![]() |
| Lokasi Jalan Tuparev, Kabupaten Cirebon | Foto: AsliCirebon.com |
Pelaku dapat dijerat dengan hukuman berlapis, karena pada kronologis saat kejadian ternyata pelaku melarikan diri dan tidak menyelamatkan korban.
Kesalahan pertama yang diduga dilakukan oleh pelaku (subjek) hukum, pada saat terlibat kecelakaan ternyata tidak menyelamatkan korban atau dugaan melakukan lari dari lokasi tempat kejadian perkara. Maka pelaku terkena pasal:
Pasal 312 UU 22/2009
Di dalam pasal ini menjelaskan apabila pelaku tabrakan tidak melaporkan diri ke pihak kepolisian dan atau melarikan diri, pelaku dapat diancam dipidana dengan pidana penjara paling lama 3 (tiga) tahun atau denda paling banyak Rp 75.000.000.,- (tujuh puluh lima juta rupiah).
Pasal 359 KUHP
“Barang siapa karena kesalahannya (kealpaannya) menyebabkan orang lain mati, diancam dengan pidana penjara paling lama lima tahun atau pidana kurungan paling lama satu tahun.
Menurut UU 22/2009, Pasal 310
Ayat 1, kecelakaan yang mengakibatkan kerusakan kendaraan dan/atau barang, dipidana dengan pidana penjara paling lama 6 (enam ) bulan dan/atau denda paling banyak Rp.1.000.000,00- (satu juta rupiah).

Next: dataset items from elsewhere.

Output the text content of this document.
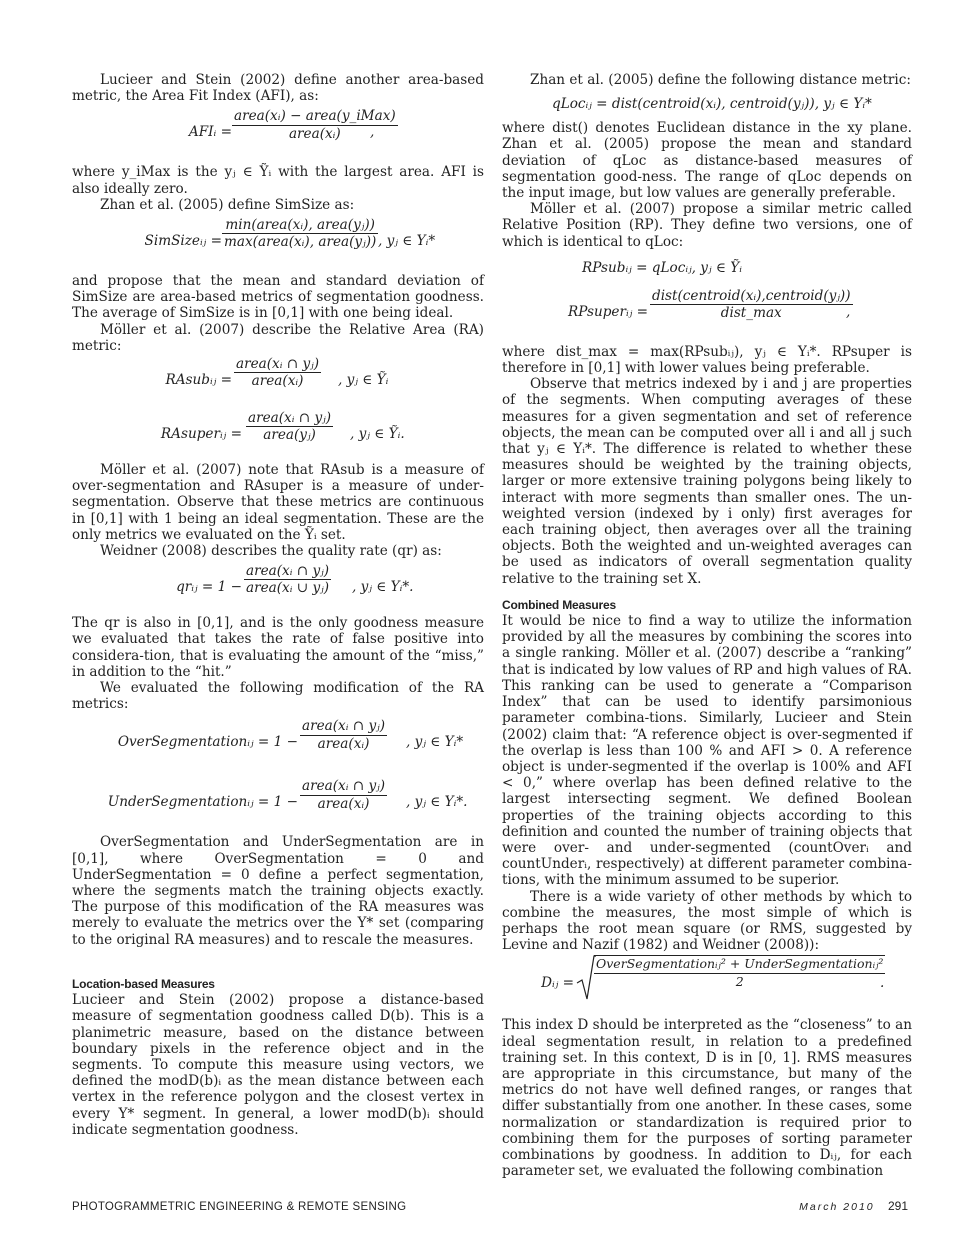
Lucieer and Stein (2002) define another area-based metric, the Area Fit Index (AFI), as:

AFIᵢ =
area(xᵢ) − area(y_iMax)
area(xᵢ)	,

where y_iMax is the yⱼ ∈ Ỹᵢ with the largest area. AFI is also ideally zero.

Zhan et al. (2005) define SimSize as:

SimSizeᵢⱼ =
min(area(xᵢ), area(yⱼ))
max(area(xᵢ), area(yⱼ)) , yⱼ ∈ Yᵢ*

and propose that the mean and standard deviation of SimSize are area-based metrics of segmentation goodness. The average of SimSize is in [0,1] with one being ideal.

Möller et al. (2007) describe the Relative Area (RA) metric:

RAsubᵢⱼ =
area(xᵢ ∩ yⱼ)
area(xᵢ)	, yⱼ ∈ Ỹᵢ
RAsuperᵢⱼ =
area(xᵢ ∩ yⱼ)
area(yⱼ)	, yⱼ ∈ Ỹᵢ.

Möller et al. (2007) note that RAsub is a measure of over-segmentation and RAsuper is a measure of under-segmentation. Observe that these metrics are continuous in [0,1] with 1 being an ideal segmentation. These are the only metrics we evaluated on the Ỹᵢ set.

Weidner (2008) describes the quality rate (qr) as:

qrᵢⱼ = 1 −
area(xᵢ ∩ yⱼ)
area(xᵢ ∪ yⱼ) , yⱼ ∈ Yᵢ*.

The qr is also in [0,1], and is the only goodness measure we evaluated that takes the rate of false positive into considera-tion, that is evaluating the amount of the “miss,” in addition to the “hit.”

We evaluated the following modification of the RA metrics:

OverSegmentationᵢⱼ = 1 −
area(xᵢ ∩ yⱼ)
area(xᵢ)	, yⱼ ∈ Yᵢ*
UnderSegmentationᵢⱼ = 1 −
area(xᵢ ∩ yⱼ)
area(xᵢ)	, yⱼ ∈ Yᵢ*.

OverSegmentation and UnderSegmentation are in [0,1], where OverSegmentation = 0 and UnderSegmentation = 0 define a perfect segmentation, where the segments match the training objects exactly. The purpose of this modification of the RA measures was merely to evaluate the metrics over the Y* set (comparing to the original RA measures) and to rescale the measures.

Location-based Measures

Lucieer and Stein (2002) propose a distance-based measure of segmentation goodness called D(b). This is a planimetric measure, based on the distance between boundary pixels in the reference object and in the segments. To compute this measure using vectors, we defined the modD(b)ᵢ as the mean distance between each vertex in the reference polygon and the closest vertex in every Y* segment. In general, a lower modD(b)ᵢ should indicate segmentation goodness.

Zhan et al. (2005) define the following distance metric:

qLocᵢⱼ = dist(centroid(xᵢ), centroid(yⱼ)), yⱼ ∈ Yᵢ*

where dist() denotes Euclidean distance in the xy plane. Zhan et al. (2005) propose the mean and standard deviation of qLoc as distance-based measures of segmentation good-ness. The range of qLoc depends on the input image, but low values are generally preferable.

Möller et al. (2007) propose a similar metric called Relative Position (RP). They define two versions, one of which is identical to qLoc:

RPsubᵢⱼ = qLocᵢⱼ, yⱼ ∈ Ỹᵢ
RPsuperᵢⱼ =
dist(centroid(xᵢ),centroid(yⱼ))
dist_max	,

where dist_max = max(RPsubᵢⱼ), yⱼ ∈ Yᵢ*. RPsuper is therefore in [0,1] with lower values being preferable.

Observe that metrics indexed by i and j are properties of the segments. When computing averages of these measures for a given segmentation and set of reference objects, the mean can be computed over all i and all j such that yⱼ ∈ Yᵢ*. The difference is related to whether these measures should be weighted by the training objects, larger or more extensive training polygons being likely to interact with more segments than smaller ones. The un-weighted version (indexed by i only) first averages for each training object, then averages over all the training objects. Both the weighted and un-weighted averages can be used as indicators of overall segmentation quality relative to the training set X.

Combined Measures

It would be nice to find a way to utilize the information provided by all the measures by combining the scores into a single ranking. Möller et al. (2007) describe a “ranking” that is indicated by low values of RP and high values of RA. This ranking can be used to generate a “Comparison Index” that can be used to identify parsimonious parameter combina-tions. Similarly, Lucieer and Stein (2002) claim that: “A reference object is over-segmented if the overlap is less than 100 % and AFI > 0. A reference object is under-segmented if the overlap is 100% and AFI < 0,” where overlap has been defined relative to the largest intersecting segment. We defined Boolean properties of the training objects according to this definition and counted the number of training objects that were over- and under-segmented (countOverᵢ and countUnderᵢ, respectively) at different parameter combina-tions, with the minimum assumed to be superior.

There is a wide variety of other methods by which to combine the measures, the most simple of which is perhaps the root mean square (or RMS, suggested by Levine and Nazif (1982) and Weidner (2008)):

Dᵢⱼ =
OverSegmentationᵢⱼ² + UnderSegmentationᵢⱼ²
2	.

This index D should be interpreted as the “closeness” to an ideal segmentation result, in relation to a predefined training set. In this context, D is in [0, 1]. RMS measures are appropriate in this circumstance, but many of the metrics do not have well defined ranges, or ranges that differ substantially from one another. In these cases, some normalization or standardization is required prior to combining them for the purposes of sorting parameter combinations by goodness. In addition to Dᵢⱼ, for each parameter set, we evaluated the following combination

PHOTOGRAMMETRIC ENGINEERING & REMOTE SENSING	March 2010 291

Ayat 2, kecelakaan mengakibatkan korban luka ringan dan kerusakan kendaraan dan/atau barang, dipidana dengan pidana penjara paling lama 1 (satu) tahun dan/atau denda paling banyak Rp.2.000.000,00- (dua juta rupiah).
Ayat 3, Korban luka berat, dipidana dengan pidana penjara paling lama 5 (lima) tahun dan/atau denda paling banyak Rp.10.000.000,00- (sepuluh juta rupiah), dalam hal kecelakaan tersebut mengakibatkan orang lain meninggal dunia dipidana dengan pidana penjara paling lama 6 (enam ) tahun dan/atau denda paling banyak Rp.12.000.000,00- (dua belas juta rupiah).”

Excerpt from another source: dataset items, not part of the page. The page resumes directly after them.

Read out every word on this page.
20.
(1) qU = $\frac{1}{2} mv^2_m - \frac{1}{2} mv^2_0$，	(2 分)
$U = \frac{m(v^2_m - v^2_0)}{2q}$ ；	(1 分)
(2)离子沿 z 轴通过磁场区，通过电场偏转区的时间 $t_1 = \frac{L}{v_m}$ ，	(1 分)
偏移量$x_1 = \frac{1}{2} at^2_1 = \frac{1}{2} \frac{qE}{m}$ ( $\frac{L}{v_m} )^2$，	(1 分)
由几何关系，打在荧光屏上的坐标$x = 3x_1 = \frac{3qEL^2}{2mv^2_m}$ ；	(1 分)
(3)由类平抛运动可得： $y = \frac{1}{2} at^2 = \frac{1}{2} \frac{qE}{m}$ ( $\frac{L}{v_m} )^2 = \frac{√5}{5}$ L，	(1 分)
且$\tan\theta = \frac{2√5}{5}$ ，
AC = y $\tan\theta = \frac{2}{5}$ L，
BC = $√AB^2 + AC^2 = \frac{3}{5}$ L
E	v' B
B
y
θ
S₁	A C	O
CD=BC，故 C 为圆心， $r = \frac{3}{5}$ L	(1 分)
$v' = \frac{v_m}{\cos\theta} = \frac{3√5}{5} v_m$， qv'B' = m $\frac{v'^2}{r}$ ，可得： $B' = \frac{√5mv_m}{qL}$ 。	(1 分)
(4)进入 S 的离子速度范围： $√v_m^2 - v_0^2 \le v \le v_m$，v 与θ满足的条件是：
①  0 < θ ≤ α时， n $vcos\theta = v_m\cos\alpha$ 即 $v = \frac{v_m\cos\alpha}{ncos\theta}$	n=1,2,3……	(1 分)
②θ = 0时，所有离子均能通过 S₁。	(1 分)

Tidak hanya itu, pelaku juga wajib memberikan bantuan biaya pengobatan untuk korban cedera, serta bantuan biaya pengobatan dan/atau biaya pemakaman bagi korban meninggal dunia sebagaimana diatur Pasal 235 UU LLAJ.

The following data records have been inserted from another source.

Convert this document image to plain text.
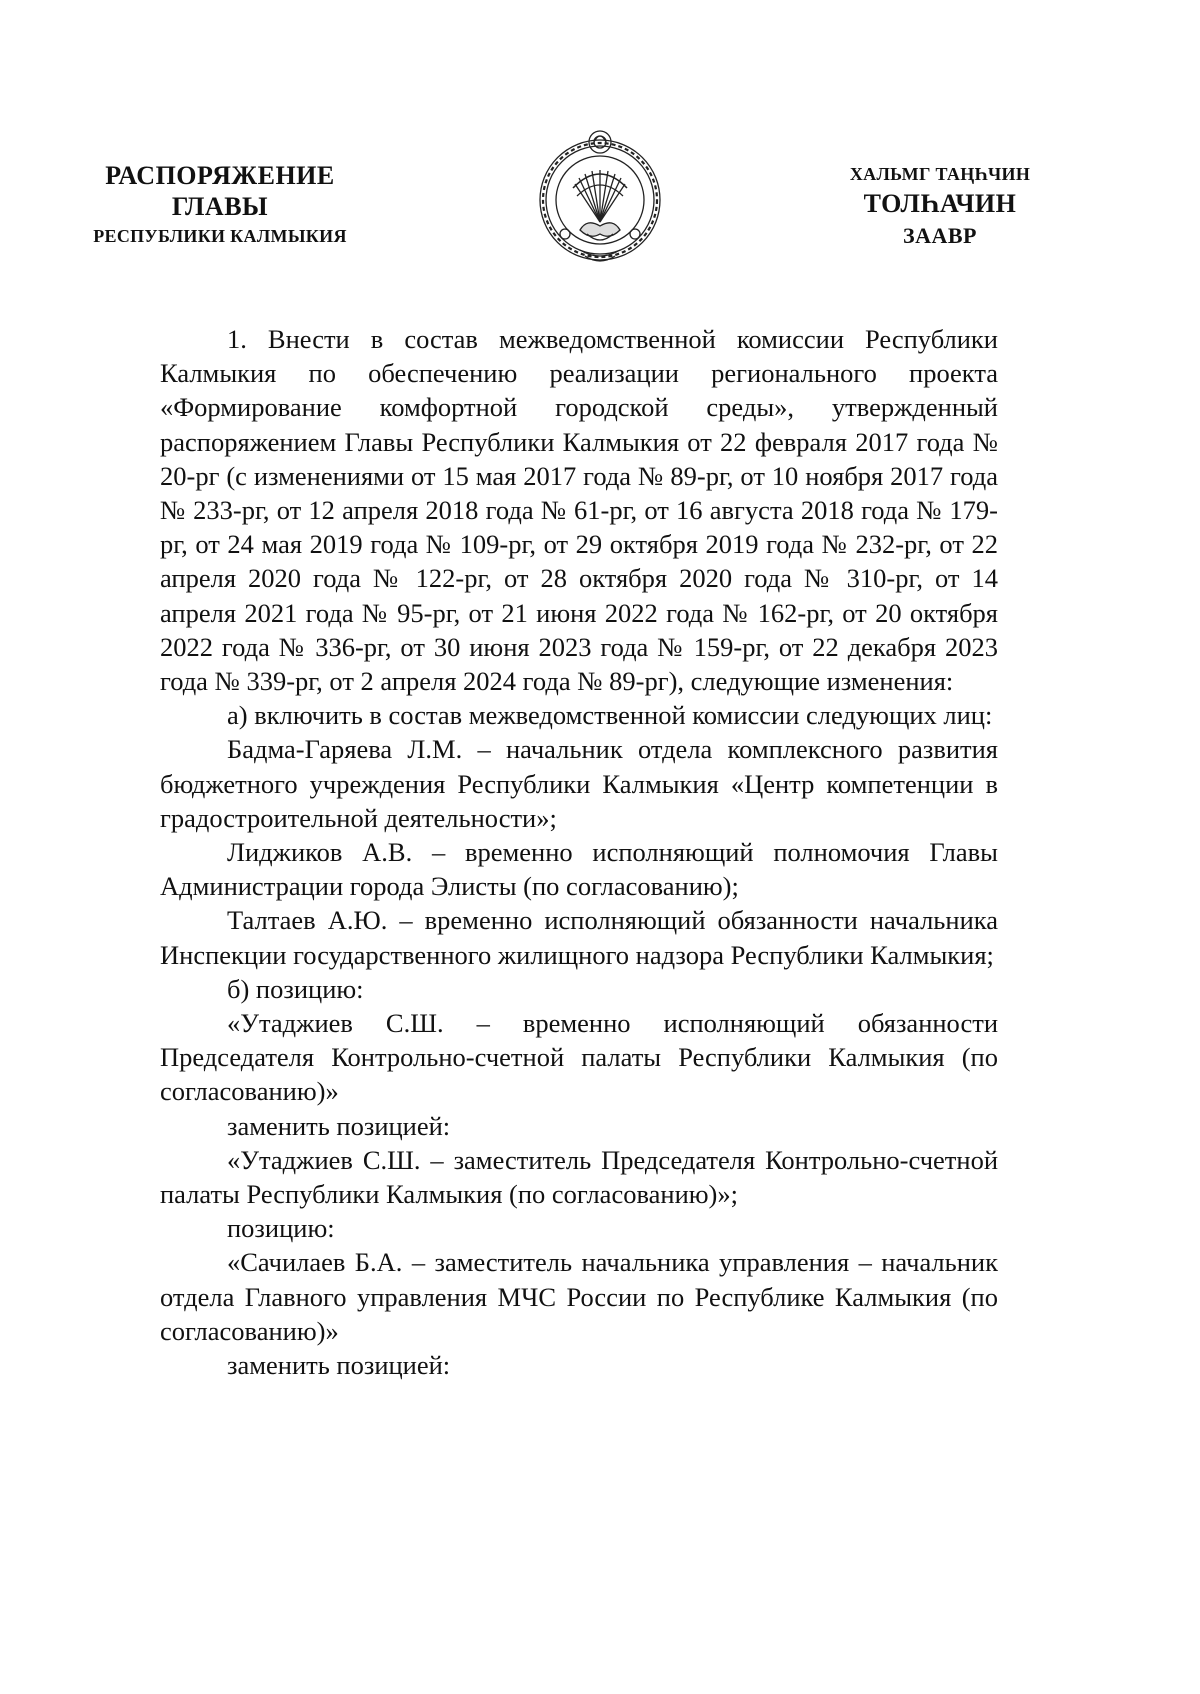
РАСПОРЯЖЕНИЕ
ГЛАВЫ
РЕСПУБЛИКИ КАЛМЫКИЯ
ХАЛЬМГ ТАҢҺЧИН
ТОЛҺАЧИН
ЗААВР

1. Внести в состав межведомственной комиссии Республики Калмыкия по обеспечению реализации регионального проекта «Формирование комфортной городской среды», утвержденный распоряжением Главы Республики Калмыкия от 22 февраля 2017 года № 20-рг (с изменениями от 15 мая 2017 года № 89-рг, от 10 ноября 2017 года № 233-рг, от 12 апреля 2018 года № 61-рг, от 16 августа 2018 года № 179-рг, от 24 мая 2019 года № 109-рг, от 29 октября 2019 года № 232-рг, от 22 апреля 2020 года № 122-рг, от 28 октября 2020 года № 310-рг, от 14 апреля 2021 года № 95-рг, от 21 июня 2022 года № 162-рг, от 20 октября 2022 года № 336-рг, от 30 июня 2023 года № 159-рг, от 22 декабря 2023 года № 339-рг, от 2 апреля 2024 года № 89-рг), следующие изменения:

а) включить в состав межведомственной комиссии следующих лиц:

Бадма-Гаряева Л.М. – начальник отдела комплексного развития бюджетного учреждения Республики Калмыкия «Центр компетенции в градостроительной деятельности»;

Лиджиков А.В. – временно исполняющий полномочия Главы Администрации города Элисты (по согласованию);

Талтаев А.Ю. – временно исполняющий обязанности начальника Инспекции государственного жилищного надзора Республики Калмыкия;

б) позицию:

«Утаджиев С.Ш. – временно исполняющий обязанности Председателя Контрольно-счетной палаты Республики Калмыкия (по согласованию)»

заменить позицией:

«Утаджиев С.Ш. – заместитель Председателя Контрольно-счетной палаты Республики Калмыкия (по согласованию)»;

позицию:

«Сачилаев Б.А. – заместитель начальника управления – начальник отдела Главного управления МЧС России по Республике Калмыкия (по согласованию)»

заменить позицией:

Namun yang perlu digarisbawahi adalah, pelaku penabrak motor Hanifah diduga melarikan diri pada saat kejadian. Sehingga pelaku terancam terjerat Pasal 312 UU LLAJ:
Setiap orang yang mengemudikan Kendaraan Bermotor yang terlibat Kecelakaan Lalu Lintas dan dengan sengaja tidak menghentikan kendaraannya, tidak memberikan pertolongan, atau tidak melaporkan Kecelakaan Lalu Lintas kepada Kepolisian Negara Republik Indonesia terdekat sebagaimana dimaksud dalam Pasal 231 ayat (1) huruf a, huruf b, dan huruf c tanpa alasan yang patut dipidana dengan pidana penjara paling lama 3 (tiga) tahun atau denda paling banyak Rp75.000.000,00 (tujuh puluh lima juta rupiah).